Two golden records, each carrying the sights and sounds of planet Earth, are hurtling toward the stars at thousands of miles per hour. Borne into the sky by the twin Voyager spacecraft, these interstellar time capsules are coded in the key of science. They are Earth’s emissaries to the cosmos, chosen to represent our planet if ever the disks, each the size of a large dinner plate, are clutched by alien hands.
As Cosmos: A Spacetime Odyssey reminded us during its final episode (can we have more, please?), “No other objects touched by human hands have ever ventured this far from home.” Indeed, the two Voyager spacecraft are sailing ever farther from home, exploring the solar system’s frontier like the maritime surveyors of yesteryear. Except these explorers are never coming back.
For the next decade or so, the spacecraft will continue to send messages full of data to their home planet. But then, eventually, their power supplies will dwindle and those messages will fade. As the silent spacecraft sail through an even quieter cosmic sea, their primary mission will no longer be to gather data. It will be to ferry the murmurs of Earth, inscribed onto those golden records, through the darkness.

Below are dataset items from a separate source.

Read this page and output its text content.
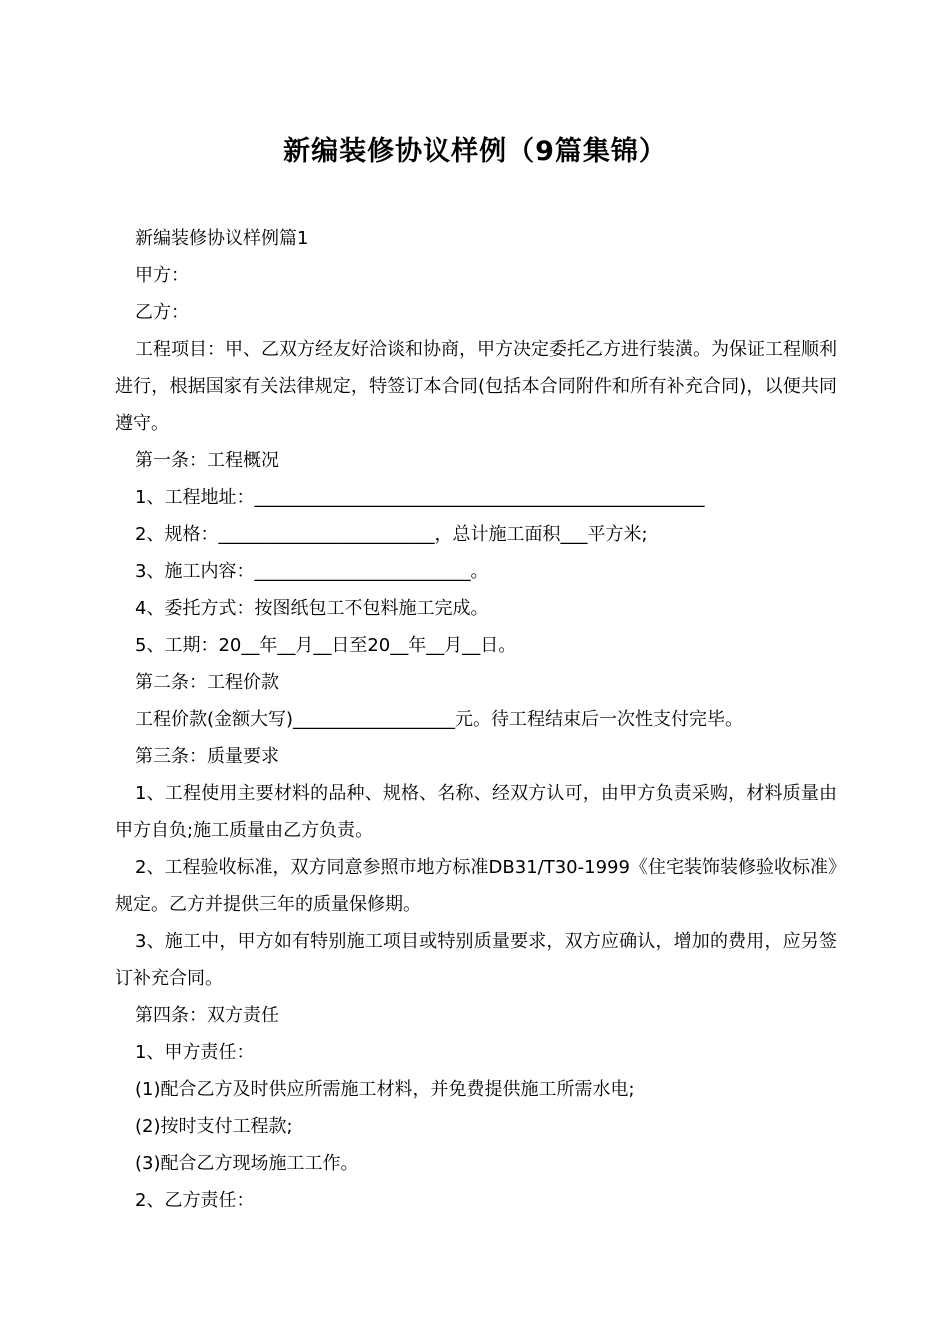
新编装修协议样例（9篇集锦）

新编装修协议样例篇1

甲方：

乙方：

工程项目：甲、乙双方经友好洽谈和协商，甲方决定委托乙方进行装潢。为保证工程顺利进行，根据国家有关法律规定，特签订本合同(包括本合同附件和所有补充合同)，以便共同遵守。

第一条：工程概况

1、工程地址：__________________________________________________

2、规格：________________________，总计施工面积___平方米;

3、施工内容：________________________。

4、委托方式：按图纸包工不包料施工完成。

5、工期：20__年__月__日至20__年__月__日。

第二条：工程价款

工程价款(金额大写)__________________元。待工程结束后一次性支付完毕。

第三条：质量要求

1、工程使用主要材料的品种、规格、名称、经双方认可，由甲方负责采购，材料质量由甲方自负;施工质量由乙方负责。

2、工程验收标准，双方同意参照市地方标准DB31/T30-1999《住宅装饰装修验收标准》规定。乙方并提供三年的质量保修期。

3、施工中，甲方如有特别施工项目或特别质量要求，双方应确认，增加的费用，应另签订补充合同。

第四条：双方责任

1、甲方责任：

(1)配合乙方及时供应所需施工材料，并免费提供施工所需水电;

(2)按时支付工程款;

(3)配合乙方现场施工工作。

2、乙方责任：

The committee tasked with selecting the Golden Record’s playlist, chaired by Carl Sagan, had about six months to figure out what to put on there. Among others, Beethoven, Peruvian panpipes, the roar of a rocket launch, photos of Jane Goodall and the Great Wall of China, and greetings spoken in 55 languages made it aboard.
My mom, Amahl, is one of those Voyager voices. She’s speaking her native Arabic, and her message is simple: “Greetings to our friends in the stars. We wish that we will meet you someday.”
One day, late in the spring of 1977, Linda Salzman Sagan (then Carl’s wife) asked my mother for help. She wanted to know if Mom would lend her voice to the Voyager record. Linda was searching for fluent speakers of the many languages to be featured on the record, preferably people living near Ithaca, New York. Mom, who was already helping gather photos for the record and who worked on Cornell University’s campus, fit the bill.
She carefully composed a greeting expressing the desire to make contact with the beings that might listen to her voice. She practiced for days. Mom says she was most concerned about speaking in her clearest, most rhythmic Arabic. “I was speaking on behalf of all the millions of people who speak Arabic,” she says. “And I wanted to do it justice.”
Mom was nervous when she recorded her 6-second greeting. But then the task was over, her voice immortalized. “It was pretty organized. You walk in, do your greeting, and off you go,” she recalls. It was early June.
In August, she and my dad went to Cape Canaveral, Florida, where they watched the launch of Voyager 2 on August 20, 1977. Voyager 1 launched 16 days later. And now, 37 years later, the spacecraft are still speeding toward undiscovered country.
As Mom watched this final episode of Cosmos, and the part describing Voyager, she says she was struck by a tremendous emotional punch. “Of all the people who are inhabiting this planet, only a few of us got to have our voices on it. And even though it may or may not ever be intercepted, just the idea of it representing human beings and floating through space…,” she says. “That’s quite humbling.”
I like knowing that my mom’s voice, as it sounded in the spring of 1977, is boldly going where no spacecraft has gone before. The golden records, carrying traces of our planet back to the cosmos from which it came, will live for another billion years. Hers and the other Voyager voices, plus the songs and sounds and images on the record, could very well be the longest-lived traces of Earth, the longest-lived pieces of evidence proving that humanity once existed.